Según el RD 390/2021, el certificado de eficiencia energética debe ser realizado exclusivamente por un técnico competente. Esto incluye a arquitectos, arquitectos técnicos (aparejadores), ingenieros industriales o ingenieros técnicos, todos ellos debidamente colegiados. En Becerril de la Sierra, contamos con un equipo de profesionales que conocen profundamente la arquitectura local, desde las construcciones tradicionales de piedra hasta las urbanizaciones de viviendas unifamiliares más modernas. El técnico tiene la responsabilidad de realizar la inspección al inmueble de forma presencial para tomar datos de la envolvente térmica (muros, ventanas, cubiertas) y de las instalaciones de climatización y agua caliente sanitaria. Elegir un técnico cualificado en la Comunidad de Madrid asegura que el documento no sea rechazado por defectos de forma en el registro oficial.

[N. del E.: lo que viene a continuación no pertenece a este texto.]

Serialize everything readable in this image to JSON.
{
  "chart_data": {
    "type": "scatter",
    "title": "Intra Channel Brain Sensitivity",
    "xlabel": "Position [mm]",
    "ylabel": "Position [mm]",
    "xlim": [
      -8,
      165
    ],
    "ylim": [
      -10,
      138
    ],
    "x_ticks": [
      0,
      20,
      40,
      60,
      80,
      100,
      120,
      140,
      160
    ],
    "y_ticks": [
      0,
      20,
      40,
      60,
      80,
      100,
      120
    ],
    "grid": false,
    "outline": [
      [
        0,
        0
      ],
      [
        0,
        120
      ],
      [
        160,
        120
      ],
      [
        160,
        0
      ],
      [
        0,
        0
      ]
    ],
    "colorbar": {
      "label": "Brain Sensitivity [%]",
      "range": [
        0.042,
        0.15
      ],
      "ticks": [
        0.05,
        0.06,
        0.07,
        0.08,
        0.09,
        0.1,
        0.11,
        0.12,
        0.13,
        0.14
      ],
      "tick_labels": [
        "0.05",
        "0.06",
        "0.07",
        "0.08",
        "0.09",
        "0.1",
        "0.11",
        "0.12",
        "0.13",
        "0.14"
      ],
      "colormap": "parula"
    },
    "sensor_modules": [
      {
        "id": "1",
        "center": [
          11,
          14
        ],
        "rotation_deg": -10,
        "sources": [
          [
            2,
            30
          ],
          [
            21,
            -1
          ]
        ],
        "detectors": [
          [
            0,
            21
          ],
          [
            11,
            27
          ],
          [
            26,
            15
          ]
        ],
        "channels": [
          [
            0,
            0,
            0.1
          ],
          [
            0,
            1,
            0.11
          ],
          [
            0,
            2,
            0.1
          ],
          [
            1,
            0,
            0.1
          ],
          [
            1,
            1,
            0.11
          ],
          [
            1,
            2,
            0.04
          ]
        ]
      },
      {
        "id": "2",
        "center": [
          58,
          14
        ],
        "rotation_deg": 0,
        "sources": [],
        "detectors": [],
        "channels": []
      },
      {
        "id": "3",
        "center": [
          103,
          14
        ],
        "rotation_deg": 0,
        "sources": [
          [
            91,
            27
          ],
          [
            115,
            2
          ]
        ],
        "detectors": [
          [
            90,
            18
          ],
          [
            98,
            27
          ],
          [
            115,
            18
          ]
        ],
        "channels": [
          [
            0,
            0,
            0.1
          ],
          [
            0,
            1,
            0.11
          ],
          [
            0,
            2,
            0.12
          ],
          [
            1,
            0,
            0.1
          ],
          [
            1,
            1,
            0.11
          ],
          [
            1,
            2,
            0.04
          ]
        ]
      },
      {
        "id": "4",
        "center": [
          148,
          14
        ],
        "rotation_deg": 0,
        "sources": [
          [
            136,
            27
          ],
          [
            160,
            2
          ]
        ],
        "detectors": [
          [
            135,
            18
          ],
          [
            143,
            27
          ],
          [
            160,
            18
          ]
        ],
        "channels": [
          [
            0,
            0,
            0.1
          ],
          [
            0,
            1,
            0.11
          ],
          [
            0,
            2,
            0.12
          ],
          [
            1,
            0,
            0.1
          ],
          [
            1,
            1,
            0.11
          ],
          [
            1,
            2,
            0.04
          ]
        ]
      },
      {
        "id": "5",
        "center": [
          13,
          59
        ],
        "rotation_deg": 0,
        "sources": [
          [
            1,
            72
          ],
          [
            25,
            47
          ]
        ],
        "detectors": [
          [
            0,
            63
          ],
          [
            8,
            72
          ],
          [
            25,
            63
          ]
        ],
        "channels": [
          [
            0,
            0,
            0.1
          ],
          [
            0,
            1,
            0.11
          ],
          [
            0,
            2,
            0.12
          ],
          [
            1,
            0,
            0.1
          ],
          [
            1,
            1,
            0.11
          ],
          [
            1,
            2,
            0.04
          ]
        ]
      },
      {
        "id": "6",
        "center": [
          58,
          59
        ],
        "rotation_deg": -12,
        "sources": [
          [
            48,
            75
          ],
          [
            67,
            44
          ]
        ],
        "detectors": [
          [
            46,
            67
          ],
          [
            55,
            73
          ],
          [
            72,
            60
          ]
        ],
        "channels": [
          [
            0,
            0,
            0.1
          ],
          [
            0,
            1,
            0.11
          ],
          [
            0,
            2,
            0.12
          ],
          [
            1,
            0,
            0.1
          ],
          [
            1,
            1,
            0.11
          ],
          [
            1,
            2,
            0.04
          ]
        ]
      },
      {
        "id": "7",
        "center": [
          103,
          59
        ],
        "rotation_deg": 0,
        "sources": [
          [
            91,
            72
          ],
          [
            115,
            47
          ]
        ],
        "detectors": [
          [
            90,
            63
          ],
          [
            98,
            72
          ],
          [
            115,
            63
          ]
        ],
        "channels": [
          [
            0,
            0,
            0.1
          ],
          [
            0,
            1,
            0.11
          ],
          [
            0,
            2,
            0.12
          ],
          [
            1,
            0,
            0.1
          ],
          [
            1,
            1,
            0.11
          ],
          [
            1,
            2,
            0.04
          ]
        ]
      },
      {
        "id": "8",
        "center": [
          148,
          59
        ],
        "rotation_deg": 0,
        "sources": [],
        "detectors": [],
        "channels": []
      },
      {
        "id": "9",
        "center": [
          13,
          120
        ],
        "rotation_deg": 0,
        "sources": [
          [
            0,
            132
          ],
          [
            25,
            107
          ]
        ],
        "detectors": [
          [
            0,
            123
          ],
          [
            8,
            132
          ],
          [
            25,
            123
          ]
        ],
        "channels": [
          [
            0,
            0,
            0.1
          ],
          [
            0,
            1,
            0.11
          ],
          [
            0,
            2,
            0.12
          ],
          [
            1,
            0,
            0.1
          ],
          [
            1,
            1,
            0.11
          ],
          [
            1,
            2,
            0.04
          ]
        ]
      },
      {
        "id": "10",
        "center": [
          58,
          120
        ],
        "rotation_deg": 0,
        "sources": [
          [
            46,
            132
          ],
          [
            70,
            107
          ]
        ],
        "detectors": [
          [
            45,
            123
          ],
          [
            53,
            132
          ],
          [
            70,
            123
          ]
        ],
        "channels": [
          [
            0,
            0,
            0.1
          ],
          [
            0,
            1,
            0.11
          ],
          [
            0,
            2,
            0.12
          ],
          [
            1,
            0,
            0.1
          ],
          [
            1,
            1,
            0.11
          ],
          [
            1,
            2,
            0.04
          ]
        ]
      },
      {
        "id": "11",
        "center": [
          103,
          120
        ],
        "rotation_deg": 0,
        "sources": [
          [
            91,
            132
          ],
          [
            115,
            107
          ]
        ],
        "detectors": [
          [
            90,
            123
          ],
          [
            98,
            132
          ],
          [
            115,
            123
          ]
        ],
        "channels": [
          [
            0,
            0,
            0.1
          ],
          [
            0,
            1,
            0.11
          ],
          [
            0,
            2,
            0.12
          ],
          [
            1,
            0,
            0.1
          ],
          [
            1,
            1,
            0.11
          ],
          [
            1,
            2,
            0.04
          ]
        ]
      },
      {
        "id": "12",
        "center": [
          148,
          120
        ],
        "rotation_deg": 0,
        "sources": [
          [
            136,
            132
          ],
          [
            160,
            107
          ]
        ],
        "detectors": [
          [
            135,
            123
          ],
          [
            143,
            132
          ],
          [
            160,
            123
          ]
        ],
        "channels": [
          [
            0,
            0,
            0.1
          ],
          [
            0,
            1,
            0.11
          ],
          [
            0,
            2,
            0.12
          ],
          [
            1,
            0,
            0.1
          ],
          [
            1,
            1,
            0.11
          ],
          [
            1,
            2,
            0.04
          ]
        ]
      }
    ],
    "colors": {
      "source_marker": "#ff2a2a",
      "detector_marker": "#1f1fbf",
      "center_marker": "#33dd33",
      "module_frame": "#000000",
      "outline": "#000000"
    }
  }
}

El parque de viviendas de Becerril de la Sierra, con 4.128 unidades registradas, presenta una tipología mixta. Predominan las viviendas unifamiliares aisladas y pareadas, muchas de ellas construidas entre los años 1970 y 1990 como segunda residencia. Debido a que estas construcciones son anteriores al Código Técnico de la Edificación (CTE) de 2006, la calificación más habitual suele situarse entre las letras E y G. La ubicación en la zona climática D3 penaliza especialmente a aquellas viviendas que no han actualizado sus sistemas de calefacción o su aislamiento. Para mejorar la letra y alcanzar una C o B, las recomendaciones más efectivas en esta zona son la instalación de calderas de condensación o sistemas de aerotermia, y la mejora del aislamiento en ventanas mediante vidrios bajo emisivos con rotura de puente térmico. Las viviendas de obra nueva o rehabilitaciones integrales post-2020 suelen alcanzar calificaciones A o B gracias a la incorporación de energías renovables.

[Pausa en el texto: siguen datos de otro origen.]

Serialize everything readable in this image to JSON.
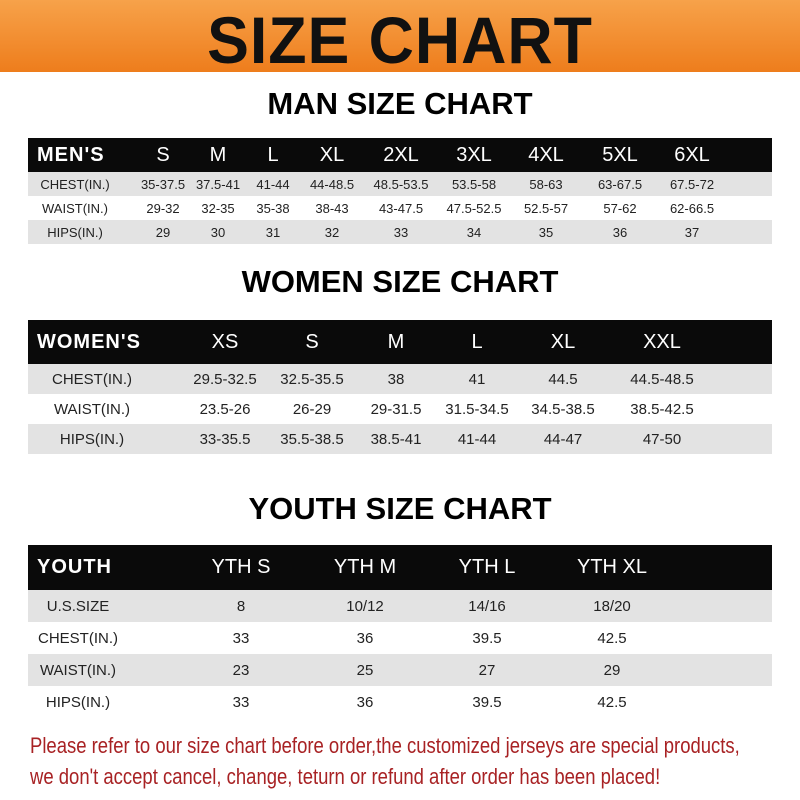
{
  "title": "SIZE CHART",
  "colors": {
    "banner": "#f28a2a",
    "header_row": "#0a0a0a",
    "stripe": "#e3e3e3",
    "notice": "#a82224"
  },
  "men": {
    "title": "MAN SIZE CHART",
    "header": [
      "MEN'S",
      "S",
      "M",
      "L",
      "XL",
      "2XL",
      "3XL",
      "4XL",
      "5XL",
      "6XL"
    ],
    "rows": [
      [
        "CHEST(IN.)",
        "35-37.5",
        "37.5-41",
        "41-44",
        "44-48.5",
        "48.5-53.5",
        "53.5-58",
        "58-63",
        "63-67.5",
        "67.5-72"
      ],
      [
        "WAIST(IN.)",
        "29-32",
        "32-35",
        "35-38",
        "38-43",
        "43-47.5",
        "47.5-52.5",
        "52.5-57",
        "57-62",
        "62-66.5"
      ],
      [
        "HIPS(IN.)",
        "29",
        "30",
        "31",
        "32",
        "33",
        "34",
        "35",
        "36",
        "37"
      ]
    ]
  },
  "women": {
    "title": "WOMEN SIZE CHART",
    "header": [
      "WOMEN'S",
      "XS",
      "S",
      "M",
      "L",
      "XL",
      "XXL"
    ],
    "rows": [
      [
        "CHEST(IN.)",
        "29.5-32.5",
        "32.5-35.5",
        "38",
        "41",
        "44.5",
        "44.5-48.5"
      ],
      [
        "WAIST(IN.)",
        "23.5-26",
        "26-29",
        "29-31.5",
        "31.5-34.5",
        "34.5-38.5",
        "38.5-42.5"
      ],
      [
        "HIPS(IN.)",
        "33-35.5",
        "35.5-38.5",
        "38.5-41",
        "41-44",
        "44-47",
        "47-50"
      ]
    ]
  },
  "youth": {
    "title": "YOUTH SIZE CHART",
    "header": [
      "YOUTH",
      "YTH S",
      "YTH M",
      "YTH L",
      "YTH XL"
    ],
    "rows": [
      [
        "U.S.SIZE",
        "8",
        "10/12",
        "14/16",
        "18/20"
      ],
      [
        "CHEST(IN.)",
        "33",
        "36",
        "39.5",
        "42.5"
      ],
      [
        "WAIST(IN.)",
        "23",
        "25",
        "27",
        "29"
      ],
      [
        "HIPS(IN.)",
        "33",
        "36",
        "39.5",
        "42.5"
      ]
    ]
  },
  "notice": {
    "line1": "Please refer to our size chart before order,the customized jerseys are special products,",
    "line2": "we don't accept cancel, change, teturn or refund after order has been placed!"
  }
}
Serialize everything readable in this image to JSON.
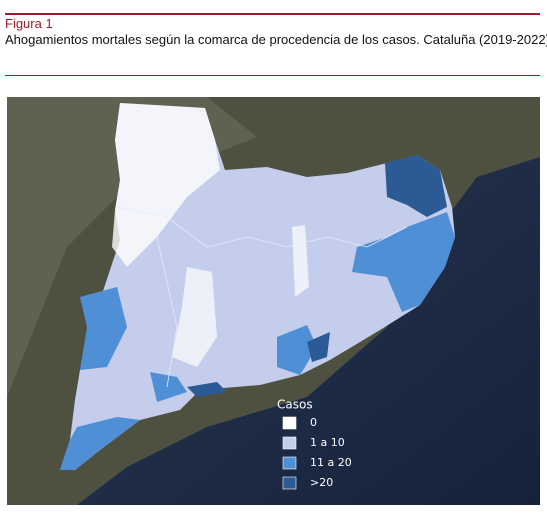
{
  "figure": {
    "label": "Figura 1",
    "title": "Ahogamientos mortales según la comarca de procedencia de los casos. Cataluña (2019-2022)."
  },
  "legend": {
    "title": "Casos",
    "items": [
      {
        "label": "0",
        "color": "#ffffff"
      },
      {
        "label": "1 a 10",
        "color": "#c5cdec"
      },
      {
        "label": "11 a 20",
        "color": "#4f8fd6"
      },
      {
        "label": ">20",
        "color": "#2c5a94"
      }
    ]
  }
}
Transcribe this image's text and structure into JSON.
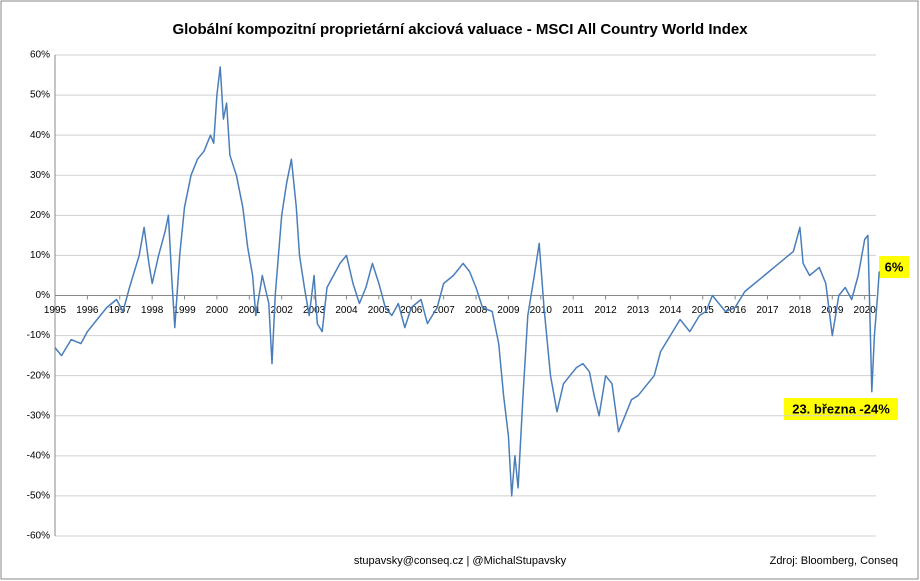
{
  "chart_data": {
    "type": "line",
    "title": "Globální kompozitní proprietární akciová valuace - MSCI All Country World Index",
    "x": [
      1995.0,
      1995.2,
      1995.5,
      1995.8,
      1996.0,
      1996.3,
      1996.6,
      1996.9,
      1997.1,
      1997.3,
      1997.6,
      1997.75,
      1997.9,
      1998.0,
      1998.2,
      1998.4,
      1998.5,
      1998.6,
      1998.7,
      1998.85,
      1999.0,
      1999.2,
      1999.4,
      1999.6,
      1999.8,
      1999.9,
      2000.0,
      2000.1,
      2000.2,
      2000.3,
      2000.4,
      2000.6,
      2000.8,
      2000.95,
      2001.1,
      2001.2,
      2001.4,
      2001.6,
      2001.7,
      2001.8,
      2002.0,
      2002.15,
      2002.3,
      2002.45,
      2002.55,
      2002.7,
      2002.85,
      2003.0,
      2003.1,
      2003.25,
      2003.4,
      2003.6,
      2003.8,
      2004.0,
      2004.2,
      2004.4,
      2004.6,
      2004.8,
      2005.0,
      2005.2,
      2005.4,
      2005.6,
      2005.8,
      2006.0,
      2006.3,
      2006.5,
      2006.8,
      2007.0,
      2007.3,
      2007.6,
      2007.8,
      2008.0,
      2008.2,
      2008.5,
      2008.7,
      2008.85,
      2009.0,
      2009.1,
      2009.2,
      2009.3,
      2009.45,
      2009.6,
      2009.8,
      2009.95,
      2010.1,
      2010.3,
      2010.5,
      2010.7,
      2010.9,
      2011.1,
      2011.3,
      2011.5,
      2011.65,
      2011.8,
      2012.0,
      2012.2,
      2012.4,
      2012.6,
      2012.8,
      2013.0,
      2013.3,
      2013.5,
      2013.7,
      2014.0,
      2014.3,
      2014.6,
      2014.9,
      2015.1,
      2015.3,
      2015.5,
      2015.7,
      2016.0,
      2016.3,
      2016.6,
      2016.9,
      2017.2,
      2017.5,
      2017.8,
      2018.0,
      2018.1,
      2018.3,
      2018.6,
      2018.8,
      2019.0,
      2019.2,
      2019.4,
      2019.6,
      2019.8,
      2020.0,
      2020.1,
      2020.22,
      2020.3,
      2020.4,
      2020.45
    ],
    "series": [
      {
        "color": "#4a7ebb",
        "values": [
          -13,
          -15,
          -11,
          -12,
          -9,
          -6,
          -3,
          -1,
          -4,
          2,
          10,
          17,
          8,
          3,
          10,
          16,
          20,
          5,
          -8,
          10,
          22,
          30,
          34,
          36,
          40,
          38,
          50,
          57,
          44,
          48,
          35,
          30,
          22,
          12,
          5,
          -5,
          5,
          -2,
          -17,
          0,
          20,
          28,
          34,
          22,
          10,
          2,
          -5,
          5,
          -7,
          -9,
          2,
          5,
          8,
          10,
          3,
          -2,
          2,
          8,
          3,
          -3,
          -5,
          -2,
          -8,
          -3,
          -1,
          -7,
          -3,
          3,
          5,
          8,
          6,
          2,
          -3,
          -4,
          -12,
          -25,
          -35,
          -50,
          -40,
          -48,
          -25,
          -5,
          5,
          13,
          -3,
          -20,
          -29,
          -22,
          -20,
          -18,
          -17,
          -19,
          -25,
          -30,
          -20,
          -22,
          -34,
          -30,
          -26,
          -25,
          -22,
          -20,
          -14,
          -10,
          -6,
          -9,
          -5,
          -4,
          0,
          -2,
          -4,
          -3,
          1,
          3,
          5,
          7,
          9,
          11,
          17,
          8,
          5,
          7,
          3,
          -10,
          0,
          2,
          -1,
          5,
          14,
          15,
          -24,
          -10,
          0,
          6
        ]
      }
    ],
    "xlim": [
      1995,
      2020.35
    ],
    "xticks": [
      1995,
      1996,
      1997,
      1998,
      1999,
      2000,
      2001,
      2002,
      2003,
      2004,
      2005,
      2006,
      2007,
      2008,
      2009,
      2010,
      2011,
      2012,
      2013,
      2014,
      2015,
      2016,
      2017,
      2018,
      2019,
      2020
    ],
    "ylim": [
      -60,
      60
    ],
    "yticks": [
      {
        "value": 60,
        "label": "60%"
      },
      {
        "value": 50,
        "label": "50%"
      },
      {
        "value": 40,
        "label": "40%"
      },
      {
        "value": 30,
        "label": "30%"
      },
      {
        "value": 20,
        "label": "20%"
      },
      {
        "value": 10,
        "label": "10%"
      },
      {
        "value": 0,
        "label": "0%"
      },
      {
        "value": -10,
        "label": "-10%"
      },
      {
        "value": -20,
        "label": "-20%"
      },
      {
        "value": -30,
        "label": "-30%"
      },
      {
        "value": -40,
        "label": "-40%"
      },
      {
        "value": -50,
        "label": "-50%"
      },
      {
        "value": -60,
        "label": "-60%"
      }
    ],
    "grid": true,
    "annotations": [
      "6%",
      "23. března -24%"
    ],
    "footer": [
      "stupavsky@conseq.cz  |  @MichalStupavsky",
      "Zdroj: Bloomberg, Conseq"
    ]
  }
}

El marco normativo que regula el CEE en Becerril de la Sierra es el Real Decreto 390/2021 a nivel estatal, y la normativa específica de la Comunidad de Madrid a nivel regional. El organismo encargado de gestionar el registro es la Dirección General de Descarbonización y Transición Energética, dependiente de la Consejería de Medio Ambiente, Agricultura e Interior. Es obligatorio que el certificado esté debidamente registrado para que tenga validez legal ante notario o en contratos de alquiler. Una vez registrado, se obtiene la etiqueta energética oficial, que tiene una validez de 10 años, excepto si la calificación es G, en cuyo caso la validez se reduce a 5 años. Fuentes oficiales como el IDAE y el Ministerio para la Transición Ecológica subrayan la importancia de este documento para fomentar el ahorro energético en el parque edificado español.

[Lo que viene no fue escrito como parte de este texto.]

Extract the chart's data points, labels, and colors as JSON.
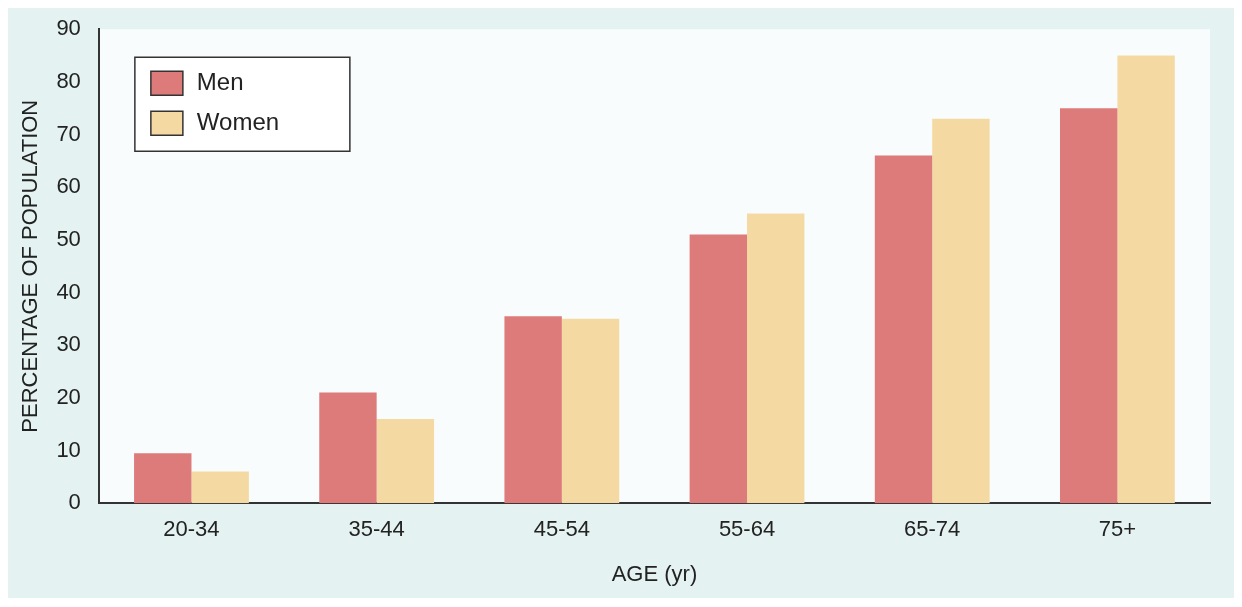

No disponer del certificado energético vigente en Becerril de la Sierra puede acarrear sanciones económicas importantes según la Ley 8/2013 de rehabilitación, regeneración y renovación urbanas. Las infracciones se dividen en:
- Leves (300€ a 600€): Por anunciar la venta o alquiler sin mencionar la calificación energética o no renovar un certificado caducado.
- Graves (601€ a 1.000€): Por vender o alquilar un inmueble sin entregar el certificado al comprador o arrendatario.
- Muy graves (1.001€ a 6.000€): Por falsear la información del certificado o actuar como técnico sin serlo.
En una localidad con un mercado de alquiler vacacional y residencial activo, la vigilancia de portales inmobiliarios es constante, por lo que es vital contar con el documento antes de publicar cualquier anuncio.
Además del certificado energético, los propietarios en Becerril de la Sierra pueden requerir otros documentos técnicos. Para edificios de tipología residencial colectiva con más de 30 años de antigüedad, es obligatorio realizar la Inspección Técnica de Edificios (ITE) o el Informe de Evaluación de Edificios (IEE). Aunque la cédula de habitabilidad no se exige de forma independiente en la Comunidad de Madrid (se sustituye por la licencia de primera ocupación), el certificado energético es el documento base necesario para solicitar subvenciones de mejora de eficiencia, como los fondos Next Generation, que pueden cubrir hasta el 80% de las reformas de aislamiento.